Hear Music agreed to release and market “This Kind of Love,” a Brazilian-inflected album of 13 songs.
Simon wrote most of the songs on the album, though Sally and Ben Taylor, her children from her marriage to Taylor, each contributed a song, as well.
Simon told The New York Times that Hear Music originally talked of an advance of $750,000 to $1 million for the album. That figure dropped to $575,000 by the time she signed the contract, Simon said.
At first, the venture seemed to go well, in part because Simon liked Howard D. Schultz, the man who built Starbucks into a worldwide venture.
Schultz was chairman of Starbucks when Hear Music recruited Simon. In January 2008, when the company was facing increased competition, he returned to his earlier position as CEO.
“Starbucks was so attractive to me because of what it offered, and Howard Schultz seemed to be such an attractive person,” Simon told the Times.
Then, on April 24, 2008, five days before the release of Simon’s album, Starbucks pulled back from the music business, turning the management of Hear Music and Simon’s album over to Concord Music Group.
Simon was not pleased.
“I was angry at first,” she told the Los Angeles Times in June 2008. “I went through all the stages: anger, denial, acceptance.”
Acceptance did not endure.
The album peaked at 23,000 copies sold in its first week. As of now, it has sold 124,000 copies.

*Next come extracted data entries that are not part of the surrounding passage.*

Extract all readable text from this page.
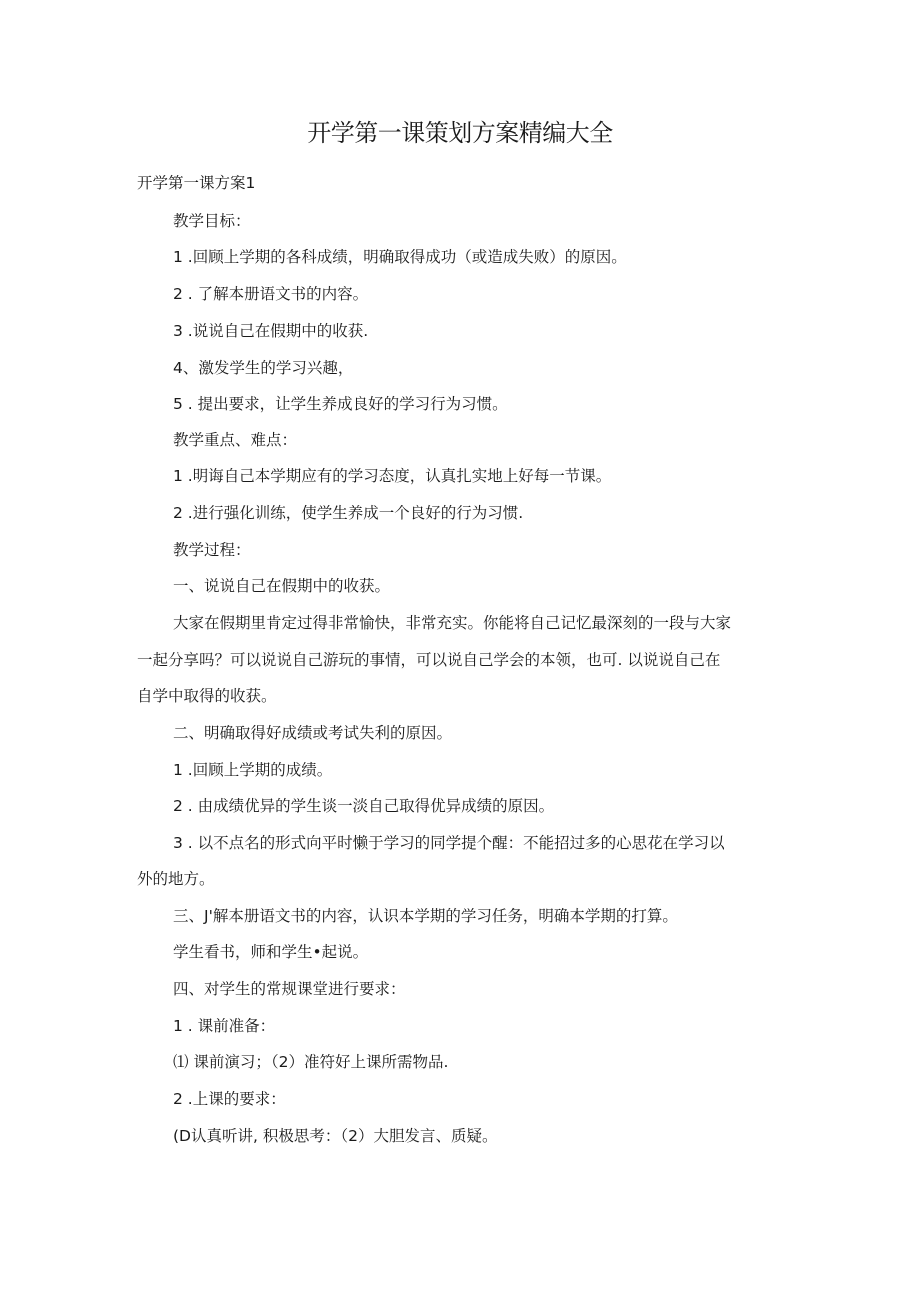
开学第一课策划方案精编大全
开学第一课方案1
教学目标：
1 .回顾上学期的各科成绩，明确取得成功（或造成失败）的原因。
2 . 了解本册语文书的内容。
3 .说说自己在假期中的收获.
4、激发学生的学习兴趣，
5 . 提出要求，让学生养成良好的学习行为习惯。
教学重点、难点：
1 .明诲自己本学期应有的学习态度，认真扎实地上好每一节课。
2 .进行强化训练，使学生养成一个良好的行为习惯.
教学过程：
一、说说自己在假期中的收获。
大家在假期里肯定过得非常愉快，非常充实。你能将自己记忆最深刻的一段与大家
一起分享吗？可以说说自己游玩的事情，可以说自己学会的本领，也可. 以说说自己在
自学中取得的收获。
二、明确取得好成绩或考试失利的原因。
1 .回顾上学期的成绩。
2 . 由成绩优异的学生谈一淡自己取得优异成绩的原因。
3 . 以不点名的形式向平时懒于学习的同学提个醒：不能招过多的心思花在学习以
外的地方。
三、J'解本册语文书的内容，认识本学期的学习任务，明确本学期的打算。
学生看书，师和学生•起说。
四、对学生的常规课堂进行要求：
1 . 课前准备：
⑴ 课前演习；（2）准符好上课所需物品.
2 .上课的要求：
(D认真听讲, 积极思考：（2）大胆发言、质疑。
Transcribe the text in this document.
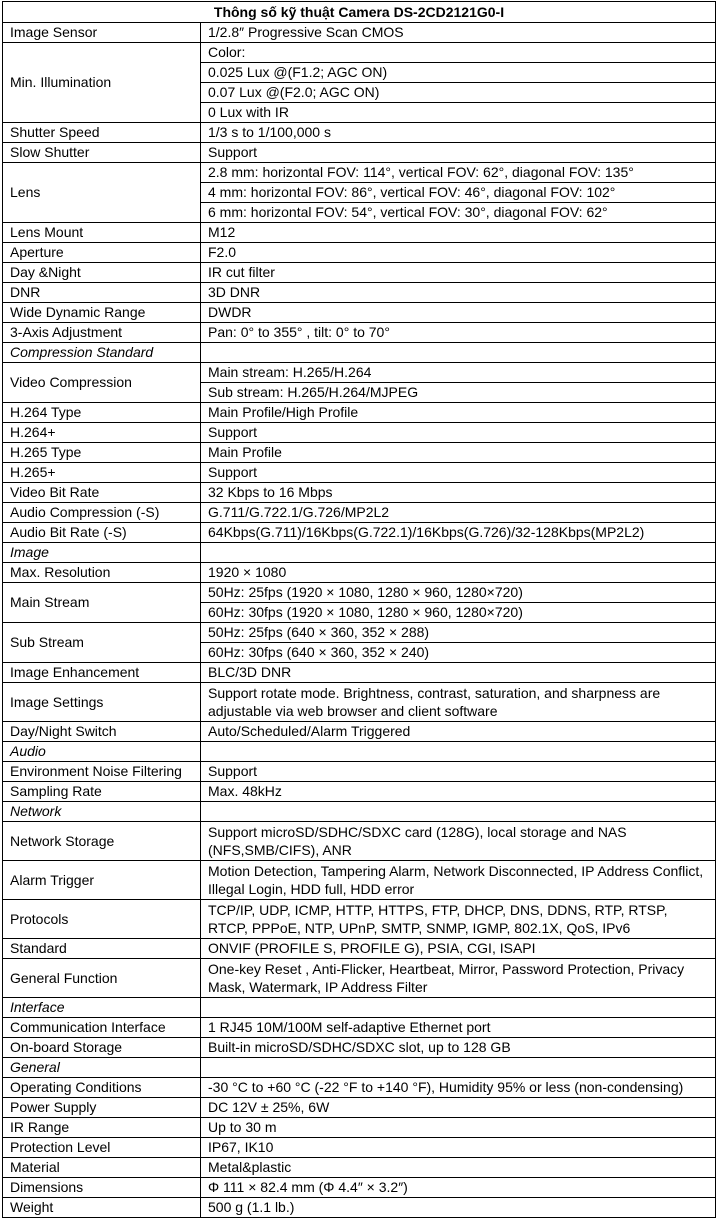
Thông số kỹ thuật Camera DS-2CD2121G0-I	
Image Sensor	1/2.8″ Progressive Scan CMOS
Min. Illumination	Color:
	0.025 Lux @(F1.2; AGC ON)
	0.07 Lux @(F2.0; AGC ON)
	0 Lux with IR
Shutter Speed	1/3 s to 1/100,000 s
Slow Shutter	Support
Lens	2.8 mm: horizontal FOV: 114°, vertical FOV: 62°, diagonal FOV: 135°
	4 mm: horizontal FOV: 86°, vertical FOV: 46°, diagonal FOV: 102°
	6 mm: horizontal FOV: 54°, vertical FOV: 30°, diagonal FOV: 62°
Lens Mount	M12
Aperture	F2.0
Day &Night	IR cut filter
DNR	3D DNR
Wide Dynamic Range	DWDR
3-Axis Adjustment	Pan: 0° to 355° , tilt: 0° to 70°
Compression Standard	
Video Compression	Main stream: H.265/H.264
	Sub stream: H.265/H.264/MJPEG
H.264 Type	Main Profile/High Profile
H.264+	Support
H.265 Type	Main Profile
H.265+	Support
Video Bit Rate	32 Kbps to 16 Mbps
Audio Compression (-S)	G.711/G.722.1/G.726/MP2L2
Audio Bit Rate (-S)	64Kbps(G.711)/16Kbps(G.722.1)/16Kbps(G.726)/32-128Kbps(MP2L2)
Image	
Max. Resolution	1920 × 1080
Main Stream	50Hz: 25fps (1920 × 1080, 1280 × 960, 1280×720)
	60Hz: 30fps (1920 × 1080, 1280 × 960, 1280×720)
Sub Stream	50Hz: 25fps (640 × 360, 352 × 288)
	60Hz: 30fps (640 × 360, 352 × 240)
Image Enhancement	BLC/3D DNR
Image Settings	Support rotate mode. Brightness, contrast, saturation, and sharpness are adjustable via web browser and client software
Day/Night Switch	Auto/Scheduled/Alarm Triggered
Audio	
Environment Noise Filtering	Support
Sampling Rate	Max. 48kHz
Network	
Network Storage	Support microSD/SDHC/SDXC card (128G), local storage and NAS (NFS,SMB/CIFS), ANR
Alarm Trigger	Motion Detection, Tampering Alarm, Network Disconnected, IP Address Conflict, Illegal Login, HDD full, HDD error
Protocols	TCP/IP, UDP, ICMP, HTTP, HTTPS, FTP, DHCP, DNS, DDNS, RTP, RTSP, RTCP, PPPoE, NTP, UPnP, SMTP, SNMP, IGMP, 802.1X, QoS, IPv6
Standard	ONVIF (PROFILE S, PROFILE G), PSIA, CGI, ISAPI
General Function	One-key Reset , Anti-Flicker, Heartbeat, Mirror, Password Protection, Privacy Mask, Watermark, IP Address Filter
Interface	
Communication Interface	1 RJ45 10M/100M self-adaptive Ethernet port
On-board Storage	Built-in microSD/SDHC/SDXC slot, up to 128 GB
General	
Operating Conditions	-30 °C to +60 °C (-22 °F to +140 °F), Humidity 95% or less (non-condensing)
Power Supply	DC 12V ± 25%, 6W
IR Range	Up to 30 m
Protection Level	IP67, IK10
Material	Metal&plastic
Dimensions	Φ 111 × 82.4 mm (Φ 4.4″ × 3.2″)
Weight	500 g (1.1 lb.)
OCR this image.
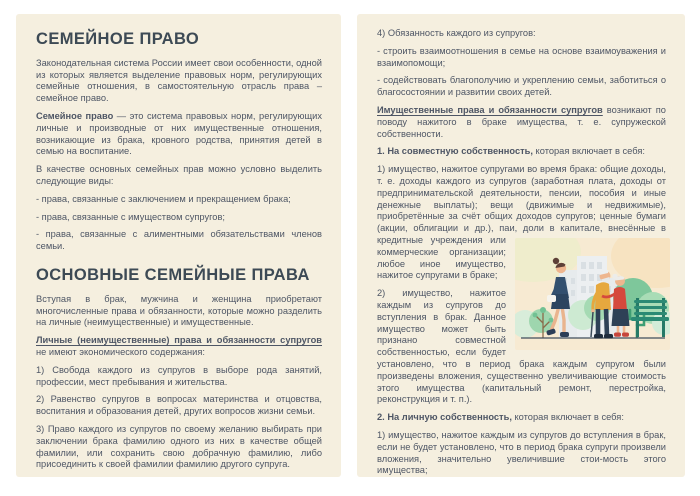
СЕМЕЙНОЕ ПРАВО

Законодательная система России имеет свои особенности, одной из которых является выделение правовых норм, регулирующих семейные отношения, в самостоятельную отрасль права – семейное право.

Семейное право — это система правовых норм, регулирующих личные и производные от них имущественные отношения, возникающие из брака, кровного родства, принятия детей в семью на воспитание.

В качестве основных семейных прав можно условно выделить следующие виды:

- права, связанные с заключением и прекращением брака;

- права, связанные с имуществом супругов;

- права, связанные с алиментными обязательствами членов семьи.

ОСНОВНЫЕ СЕМЕЙНЫЕ ПРАВА

Вступая в брак, мужчина и женщина приобретают многочисленные права и обязанности, которые можно разделить на личные (неимущественные) и имущественные.

Личные (неимущественные) права и обязанности супругов не имеют экономического содержания:

1) Свобода каждого из супругов в выборе рода занятий, профессии, мест пребывания и жительства.

2) Равенство супругов в вопросах материнства и отцовства, воспитания и образования детей, других вопросов жизни семьи.

3) Право каждого из супругов по своему желанию выбирать при заключении брака фамилию одного из них в качестве общей фамилии, или сохранить свою добрачную фамилию, либо присоединить к своей фамилии фамилию другого супруга.

4) Обязанность каждого из супругов:

- строить взаимоотношения в семье на основе взаимоуважения и взаимопомощи;

- содействовать благополучию и укреплению семьи, заботиться о благосостоянии и развитии своих детей.

Имущественные права и обязанности супругов возникают по поводу нажитого в браке имущества, т. е. супружеской собственности.

1. На совместную собственность, которая включает в себя:

1) имущество, нажитое супругами во время брака: общие доходы, т. е. доходы каждого из супругов (заработная плата, доходы от предпринимательской деятельности, пенсии, пособия и иные денежные выплаты); вещи (движимые и недвижимые), приобретённые за счёт общих доходов супругов; ценные бумаги (акции, облигации и др.), паи, доли в капитале, внесённые в
кредитные учреждения или коммерческие организации; любое иное имущество, нажитое супругами в браке;

2) имущество, нажитое каждым из супругов до вступления в брак. Данное имущество может быть признано совместной собственностью, если будет установлено, что в период брака каждым супругом были произведены вложения, существенно увеличивающие стоимость этого имущества (капитальный ремонт, перестройка, реконструкция и т. п.).

2. На личную собственность, которая включает в себя:

1) имущество, нажитое каждым из супругов до вступления в брак, если не будет установлено, что в период брака супруги произвели вложения, значительно увеличившие стои-мость этого имущества;
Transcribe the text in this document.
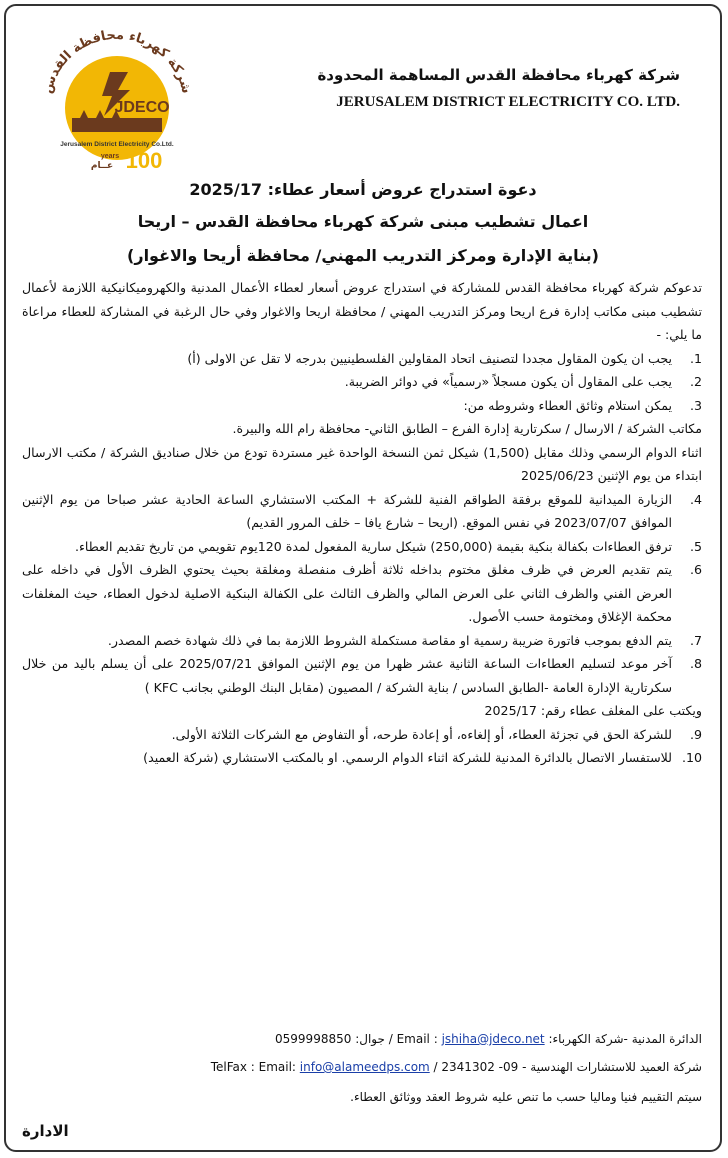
شركة كهرباء محافظة القدس
JDECO
Jerusalem District Electricity Co.Ltd.
100
years
عــام
شركة كهرباء محافظة القدس المساهمة المحدودة
JERUSALEM DISTRICT ELECTRICITY CO. LTD.
دعوة استدراج عروض أسعار عطاء: 2025/17
اعمال تشطيب مبنى شركة كهرباء محافظة القدس – اريحا
(بناية الإدارة ومركز التدريب المهني/ محافظة أريحا والاغوار)

تدعوكم شركة كهرباء محافظة القدس للمشاركة في استدراج عروض أسعار لعطاء الأعمال المدنية والكهروميكانيكية اللازمة لأعمال تشطيب مبنى مكاتب إدارة فرع اريحا ومركز التدريب المهني / محافظة اريحا والاغوار وفي حال الرغبة في المشاركة للعطاء مراعاة ما يلي: -

1.
يجب ان يكون المقاول مجددا لتصنيف اتحاد المقاولين الفلسطينيين بدرجه لا تقل عن الاولى (أ)
2.
يجب على المقاول أن يكون مسجلاً «رسمياً» في دوائر الضريبة.
3.
يمكن استلام وثائق العطاء وشروطه من:

مكاتب الشركة / الارسال / سكرتارية إدارة الفرع – الطابق الثاني- محافظة رام الله والبيرة.

اثناء الدوام الرسمي وذلك مقابل (1,500) شيكل ثمن النسخة الواحدة غير مستردة تودع من خلال صناديق الشركة / مكتب الارسال ابتداء من يوم الإثنين 2025/06/23

4.
الزيارة الميدانية للموقع برفقة الطواقم الفنية للشركة + المكتب الاستشاري الساعة الحادية عشر صباحا من يوم الإثنين الموافق 2023/07/07 في نفس الموقع. (اريحا – شارع يافا – خلف المرور القديم)
5.
ترفق العطاءات بكفالة بنكية بقيمة (250,000) شيكل سارية المفعول لمدة 120يوم تقويمي من تاريخ تقديم العطاء.
6.
يتم تقديم العرض في ظرف مغلق مختوم بداخله ثلاثة أظرف منفصلة ومغلقة بحيث يحتوي الظرف الأول في داخله على العرض الفني والظرف الثاني على العرض المالي والظرف الثالث على الكفالة البنكية الاصلية لدخول العطاء، حيث المغلفات محكمة الإغلاق ومختومة حسب الأصول.
7.
يتم الدفع بموجب فاتورة ضريبة رسمية او مقاصة مستكملة الشروط اللازمة بما في ذلك شهادة خصم المصدر.
8.
آخر موعد لتسليم العطاءات الساعة الثانية عشر ظهرا من يوم الإثنين الموافق 2025/07/21 على أن يسلم باليد من خلال سكرتارية الإدارة العامة -الطابق السادس / بناية الشركة / المصيون (مقابل البنك الوطني بجانب KFC )

ويكتب على المغلف عطاء رقم: 2025/17

9.
للشركة الحق في تجزئة العطاء، أو إلغاءه، أو إعادة طرحه، أو التفاوض مع الشركات الثلاثة الأولى.
10.
للاستفسار الاتصال بالدائرة المدنية للشركة اثناء الدوام الرسمي. او بالمكتب الاستشاري (شركة العميد)
الدائرة المدنية -شركة الكهرباء: Email : jshiha@jdeco.net / جوال: 0599998850
شركة العميد للاستشارات الهندسية - 09- 2341302 / TelFax : Email: info@alameedps.com
سيتم التقييم فنيا وماليا حسب ما تنص عليه شروط العقد ووثائق العطاء.
الادارة
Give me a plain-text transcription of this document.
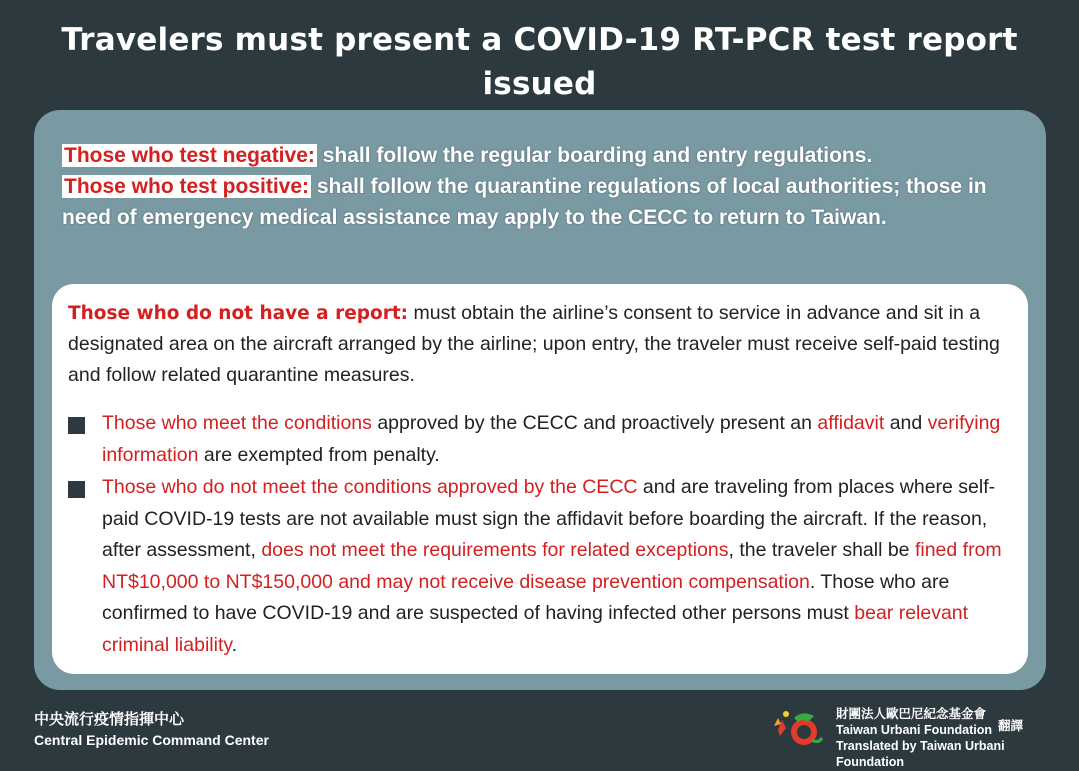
Travelers must present a COVID-19 RT-PCR test report issued
Those who test negative: shall follow the regular boarding and entry regulations.
Those who test positive: shall follow the quarantine regulations of local authorities; those in need of emergency medical assistance may apply to the CECC to return to Taiwan.
Those who do not have a report: must obtain the airline’s consent to service in advance and sit in a designated area on the aircraft arranged by the airline; upon entry, the traveler must receive self-paid testing and follow related quarantine measures.
Those who meet the conditions approved by the CECC and proactively present an affidavit and verifying information are exempted from penalty.
Those who do not meet the conditions approved by the CECC and are traveling from places where self-paid COVID-19 tests are not available must sign the affidavit before boarding the aircraft. If the reason, after assessment, does not meet the requirements for related exceptions, the traveler shall be fined from NT$10,000 to NT$150,000 and may not receive disease prevention compensation. Those who are confirmed to have COVID-19 and are suspected of having infected other persons must bear relevant criminal liability.
中央流行疫情指揮中心
Central Epidemic Command Center
財團法人歐巴尼紀念基金會
Taiwan Urbani Foundation
Translated by Taiwan Urbani Foundation
翻譯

Starbucks contends that sales fell off because of “tepid response from consumers” not only at Starbucks but also at other retailers that sold the album.
Simon alleges that Starbucks sales were weakened by a lack of promotion and the fact that the album was not distributed to all Starbucks stores.
By the summer of 2008, Simon was writing Schultz notes of complaint. And by January of this year, she had gotten in touch with Boies.
Simon, 64, told The New York Times that the loss of expected income from the album sales has forced her to push back her planned retirement.
Managed now by Alan Mintz, who was at Hear Music when she signed with that company, Simon is to release an album this month on her son’s label, Iris Records.